10.08.2007
Tagtown: Hitting the Streets
Being an artist can be a solitary business.
We hole ourselves up for god-awful amounts of time, making messes and playing music at levels that drive our neighbors crazy. We'll sit and stare a works-in-progress, stewing and cranky when some piece or panel isn't flowing, watch movies, play video games, surf the web, do anything... all in hopes for hitting that little spark that makes us push out pages and drawings and make it less like work and more like the fun it is in movies.
And then we all hit that point where we say "Enough!" and we run out of our apartments screaming, craving human interaction.

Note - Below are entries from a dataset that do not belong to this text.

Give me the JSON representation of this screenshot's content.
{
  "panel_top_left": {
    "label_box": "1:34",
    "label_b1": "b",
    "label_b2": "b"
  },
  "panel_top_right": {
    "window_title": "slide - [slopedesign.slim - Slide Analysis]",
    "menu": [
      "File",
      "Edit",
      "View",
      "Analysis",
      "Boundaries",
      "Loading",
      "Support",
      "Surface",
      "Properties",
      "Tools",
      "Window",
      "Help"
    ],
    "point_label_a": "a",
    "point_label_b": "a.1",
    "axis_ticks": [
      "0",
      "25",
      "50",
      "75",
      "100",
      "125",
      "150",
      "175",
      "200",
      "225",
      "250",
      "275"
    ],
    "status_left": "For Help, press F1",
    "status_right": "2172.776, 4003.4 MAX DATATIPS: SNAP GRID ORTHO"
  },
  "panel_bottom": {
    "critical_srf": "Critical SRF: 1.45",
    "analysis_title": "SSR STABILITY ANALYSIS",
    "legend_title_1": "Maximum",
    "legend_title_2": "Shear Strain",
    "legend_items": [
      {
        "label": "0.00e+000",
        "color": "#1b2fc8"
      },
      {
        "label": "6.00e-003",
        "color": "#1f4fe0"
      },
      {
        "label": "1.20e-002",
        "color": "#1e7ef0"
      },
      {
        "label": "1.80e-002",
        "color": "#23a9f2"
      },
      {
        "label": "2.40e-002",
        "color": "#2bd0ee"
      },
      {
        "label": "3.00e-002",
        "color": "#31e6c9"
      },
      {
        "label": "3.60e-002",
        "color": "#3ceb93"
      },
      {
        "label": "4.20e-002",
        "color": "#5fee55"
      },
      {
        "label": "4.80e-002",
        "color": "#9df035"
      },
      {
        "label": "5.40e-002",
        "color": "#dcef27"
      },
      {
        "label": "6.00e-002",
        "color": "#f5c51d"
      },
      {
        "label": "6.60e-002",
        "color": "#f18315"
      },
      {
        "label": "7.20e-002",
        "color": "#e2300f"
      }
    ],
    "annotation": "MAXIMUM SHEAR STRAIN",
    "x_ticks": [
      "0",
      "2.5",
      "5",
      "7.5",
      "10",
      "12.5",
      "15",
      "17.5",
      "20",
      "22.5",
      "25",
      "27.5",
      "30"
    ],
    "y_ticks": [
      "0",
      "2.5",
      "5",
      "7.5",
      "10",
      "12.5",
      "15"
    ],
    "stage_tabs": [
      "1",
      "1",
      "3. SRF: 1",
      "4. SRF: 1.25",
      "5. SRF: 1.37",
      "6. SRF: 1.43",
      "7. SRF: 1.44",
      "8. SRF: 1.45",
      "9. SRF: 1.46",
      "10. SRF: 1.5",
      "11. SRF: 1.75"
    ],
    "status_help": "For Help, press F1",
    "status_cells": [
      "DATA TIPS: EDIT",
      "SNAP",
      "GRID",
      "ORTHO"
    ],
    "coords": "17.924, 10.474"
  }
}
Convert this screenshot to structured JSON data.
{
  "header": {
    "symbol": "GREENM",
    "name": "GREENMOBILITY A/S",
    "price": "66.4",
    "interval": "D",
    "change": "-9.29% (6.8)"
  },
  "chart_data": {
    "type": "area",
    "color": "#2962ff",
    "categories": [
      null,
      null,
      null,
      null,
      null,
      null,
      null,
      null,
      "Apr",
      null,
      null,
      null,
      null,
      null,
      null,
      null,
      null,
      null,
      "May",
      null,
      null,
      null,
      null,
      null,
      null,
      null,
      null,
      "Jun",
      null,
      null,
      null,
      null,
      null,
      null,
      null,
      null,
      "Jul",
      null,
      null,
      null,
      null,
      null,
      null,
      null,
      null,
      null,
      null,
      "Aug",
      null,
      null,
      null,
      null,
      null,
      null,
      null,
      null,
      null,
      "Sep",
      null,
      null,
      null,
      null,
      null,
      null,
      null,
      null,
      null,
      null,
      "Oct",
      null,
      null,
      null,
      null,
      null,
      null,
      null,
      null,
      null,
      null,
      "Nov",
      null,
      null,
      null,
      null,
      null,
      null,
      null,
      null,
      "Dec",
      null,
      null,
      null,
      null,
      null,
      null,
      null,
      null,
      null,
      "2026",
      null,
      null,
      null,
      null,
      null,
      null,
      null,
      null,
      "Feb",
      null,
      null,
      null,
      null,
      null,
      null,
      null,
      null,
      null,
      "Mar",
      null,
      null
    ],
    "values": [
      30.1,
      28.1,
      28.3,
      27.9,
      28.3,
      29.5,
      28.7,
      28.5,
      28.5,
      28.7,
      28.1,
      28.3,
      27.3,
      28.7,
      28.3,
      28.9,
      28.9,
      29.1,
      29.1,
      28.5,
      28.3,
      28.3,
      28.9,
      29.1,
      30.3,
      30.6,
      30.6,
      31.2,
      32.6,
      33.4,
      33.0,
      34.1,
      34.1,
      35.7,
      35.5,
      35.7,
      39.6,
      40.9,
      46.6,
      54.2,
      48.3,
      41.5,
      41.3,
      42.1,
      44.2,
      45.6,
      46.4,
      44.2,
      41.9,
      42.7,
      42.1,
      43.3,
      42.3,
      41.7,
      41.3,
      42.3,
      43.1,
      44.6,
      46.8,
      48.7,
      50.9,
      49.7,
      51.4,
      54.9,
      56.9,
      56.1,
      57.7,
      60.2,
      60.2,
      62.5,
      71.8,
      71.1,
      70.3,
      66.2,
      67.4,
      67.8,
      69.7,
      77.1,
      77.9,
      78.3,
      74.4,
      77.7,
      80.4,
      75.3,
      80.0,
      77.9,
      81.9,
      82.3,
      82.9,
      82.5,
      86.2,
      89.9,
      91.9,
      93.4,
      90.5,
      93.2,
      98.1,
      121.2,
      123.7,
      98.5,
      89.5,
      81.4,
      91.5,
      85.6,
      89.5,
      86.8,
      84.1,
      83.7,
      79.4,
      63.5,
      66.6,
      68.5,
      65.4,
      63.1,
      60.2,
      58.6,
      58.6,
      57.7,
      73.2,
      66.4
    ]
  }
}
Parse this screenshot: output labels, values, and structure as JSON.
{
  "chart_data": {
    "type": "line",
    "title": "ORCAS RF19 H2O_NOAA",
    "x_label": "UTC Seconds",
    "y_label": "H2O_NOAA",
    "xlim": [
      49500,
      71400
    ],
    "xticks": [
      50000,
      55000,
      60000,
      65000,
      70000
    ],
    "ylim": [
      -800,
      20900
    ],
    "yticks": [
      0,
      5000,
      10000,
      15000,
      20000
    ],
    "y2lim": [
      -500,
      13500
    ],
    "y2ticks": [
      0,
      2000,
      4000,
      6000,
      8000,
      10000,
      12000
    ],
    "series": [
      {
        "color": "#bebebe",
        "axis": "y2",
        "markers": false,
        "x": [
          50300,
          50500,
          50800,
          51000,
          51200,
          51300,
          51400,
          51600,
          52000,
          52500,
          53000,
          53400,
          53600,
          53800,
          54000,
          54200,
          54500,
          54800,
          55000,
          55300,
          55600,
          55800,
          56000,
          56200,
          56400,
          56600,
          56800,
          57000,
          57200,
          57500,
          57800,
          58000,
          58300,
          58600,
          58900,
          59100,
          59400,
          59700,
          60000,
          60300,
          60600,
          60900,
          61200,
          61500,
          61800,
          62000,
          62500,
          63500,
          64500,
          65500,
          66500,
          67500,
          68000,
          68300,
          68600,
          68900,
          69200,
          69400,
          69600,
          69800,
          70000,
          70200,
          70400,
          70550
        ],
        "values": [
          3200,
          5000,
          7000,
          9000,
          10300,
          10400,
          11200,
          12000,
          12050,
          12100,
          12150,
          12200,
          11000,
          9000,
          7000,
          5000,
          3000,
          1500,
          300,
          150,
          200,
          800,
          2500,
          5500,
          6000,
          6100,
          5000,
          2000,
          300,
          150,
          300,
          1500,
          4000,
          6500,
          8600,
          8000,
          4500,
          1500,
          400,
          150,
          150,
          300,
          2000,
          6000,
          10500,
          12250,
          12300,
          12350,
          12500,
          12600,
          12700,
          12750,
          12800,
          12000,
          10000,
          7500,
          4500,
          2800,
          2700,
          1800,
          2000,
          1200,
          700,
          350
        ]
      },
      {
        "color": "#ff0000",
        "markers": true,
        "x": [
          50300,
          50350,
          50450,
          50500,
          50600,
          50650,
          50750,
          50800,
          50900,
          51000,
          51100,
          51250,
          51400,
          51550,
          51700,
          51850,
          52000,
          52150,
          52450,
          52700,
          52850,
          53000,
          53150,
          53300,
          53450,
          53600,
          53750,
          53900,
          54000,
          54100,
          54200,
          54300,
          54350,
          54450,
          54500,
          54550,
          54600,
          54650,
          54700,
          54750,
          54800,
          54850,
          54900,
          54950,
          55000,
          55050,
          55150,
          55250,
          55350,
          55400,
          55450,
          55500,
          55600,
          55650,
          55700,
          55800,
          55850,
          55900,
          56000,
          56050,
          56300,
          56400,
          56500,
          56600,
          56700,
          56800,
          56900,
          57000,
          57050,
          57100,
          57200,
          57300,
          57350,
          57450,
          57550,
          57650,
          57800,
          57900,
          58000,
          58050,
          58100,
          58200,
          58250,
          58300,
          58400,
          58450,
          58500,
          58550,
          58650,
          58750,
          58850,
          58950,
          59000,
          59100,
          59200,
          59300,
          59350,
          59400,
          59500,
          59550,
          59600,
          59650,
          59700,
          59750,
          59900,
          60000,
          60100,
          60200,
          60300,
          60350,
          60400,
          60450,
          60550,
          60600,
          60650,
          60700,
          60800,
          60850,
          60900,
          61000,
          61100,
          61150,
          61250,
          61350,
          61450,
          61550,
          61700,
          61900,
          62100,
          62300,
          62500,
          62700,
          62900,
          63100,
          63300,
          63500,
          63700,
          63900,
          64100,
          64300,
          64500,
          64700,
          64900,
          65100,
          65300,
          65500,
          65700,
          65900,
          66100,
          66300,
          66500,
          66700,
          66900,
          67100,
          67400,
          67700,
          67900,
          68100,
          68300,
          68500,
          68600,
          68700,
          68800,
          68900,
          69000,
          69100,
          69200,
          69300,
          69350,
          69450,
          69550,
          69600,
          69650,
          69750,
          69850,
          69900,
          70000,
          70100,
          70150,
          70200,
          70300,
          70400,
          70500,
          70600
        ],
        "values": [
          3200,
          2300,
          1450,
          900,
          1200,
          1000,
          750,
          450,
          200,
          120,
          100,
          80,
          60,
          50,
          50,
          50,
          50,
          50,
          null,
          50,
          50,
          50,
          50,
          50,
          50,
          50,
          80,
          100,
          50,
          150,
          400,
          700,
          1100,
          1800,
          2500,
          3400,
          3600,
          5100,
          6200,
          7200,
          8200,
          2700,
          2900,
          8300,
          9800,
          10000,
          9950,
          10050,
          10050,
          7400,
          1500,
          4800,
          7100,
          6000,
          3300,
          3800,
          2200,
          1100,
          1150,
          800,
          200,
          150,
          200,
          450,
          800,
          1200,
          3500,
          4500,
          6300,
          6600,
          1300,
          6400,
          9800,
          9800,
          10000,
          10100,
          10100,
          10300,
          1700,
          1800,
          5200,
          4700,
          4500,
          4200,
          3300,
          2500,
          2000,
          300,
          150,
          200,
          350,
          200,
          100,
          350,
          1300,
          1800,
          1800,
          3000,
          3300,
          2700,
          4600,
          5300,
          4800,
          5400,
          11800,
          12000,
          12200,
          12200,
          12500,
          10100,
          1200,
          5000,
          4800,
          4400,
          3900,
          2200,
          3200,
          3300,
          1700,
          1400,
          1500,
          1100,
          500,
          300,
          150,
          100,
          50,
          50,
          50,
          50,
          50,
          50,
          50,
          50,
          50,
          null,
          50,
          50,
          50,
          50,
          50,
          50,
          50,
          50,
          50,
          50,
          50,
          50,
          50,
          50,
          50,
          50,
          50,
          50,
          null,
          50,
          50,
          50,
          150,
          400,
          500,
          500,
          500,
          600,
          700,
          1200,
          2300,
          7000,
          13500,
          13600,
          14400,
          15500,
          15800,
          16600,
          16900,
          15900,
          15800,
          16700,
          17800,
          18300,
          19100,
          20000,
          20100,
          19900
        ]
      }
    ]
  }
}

Sometime on those nights, I hit the Metro and head in to Chinatown. I head off the train, head across 7th street, say hey to my friend Doorman Mike and down in to Rocket Bar. Nestled right between Ruby Tuesday and some other place I don't like, Rocket Bar is a great little bastion of normalcy in the middle of Caps fans and Doctors. The place is owned by the same people that own Bedrock Billards (and about a half dozen other bars according to my exhaustive research).
My buddy Conowingo was born to bartend. He works most nights at Rocket
Bar. Beer orders are coming in left and right making our conversations pause mid sentence. At the next lull he starts right back up again without missing a beat. He looks like he could snap an obnoxiously drunken customer in half, but he's a good guy. Just the type you need to serve angry sports fans and yourself when you need to clear your head. As the night gets on and the bar gets more customers, he slides notes my way about the crowd as its gets busier and busier and yells out "It's never busy until you show up!"
At some point I just stop and listen to bits of pieces of conversation, people watch for hairstyles, clothes, mannerisms. Anything I can poach, steal, pilfer and use in my comics and illustrations. The girl in the corner chewing her hair, the guy to my left talking this deal or that deal with slicked back hair and still tight tie, the couple on their third date but the guy just isn’t that interested.
A few hours later, I pay my tab, say by to Wingo and Doorman Mike, stumble out, hit the Metro, and head back home. The next morning I'm powered by a hangover and good stories and start drawing again.
The true moral of this story, is that most comic book artists are fueled by beer, and there's a good chance that your sassy going out outfit or your awesome tattoo or out of context one liner will show up in one of my panels or one of someone elses.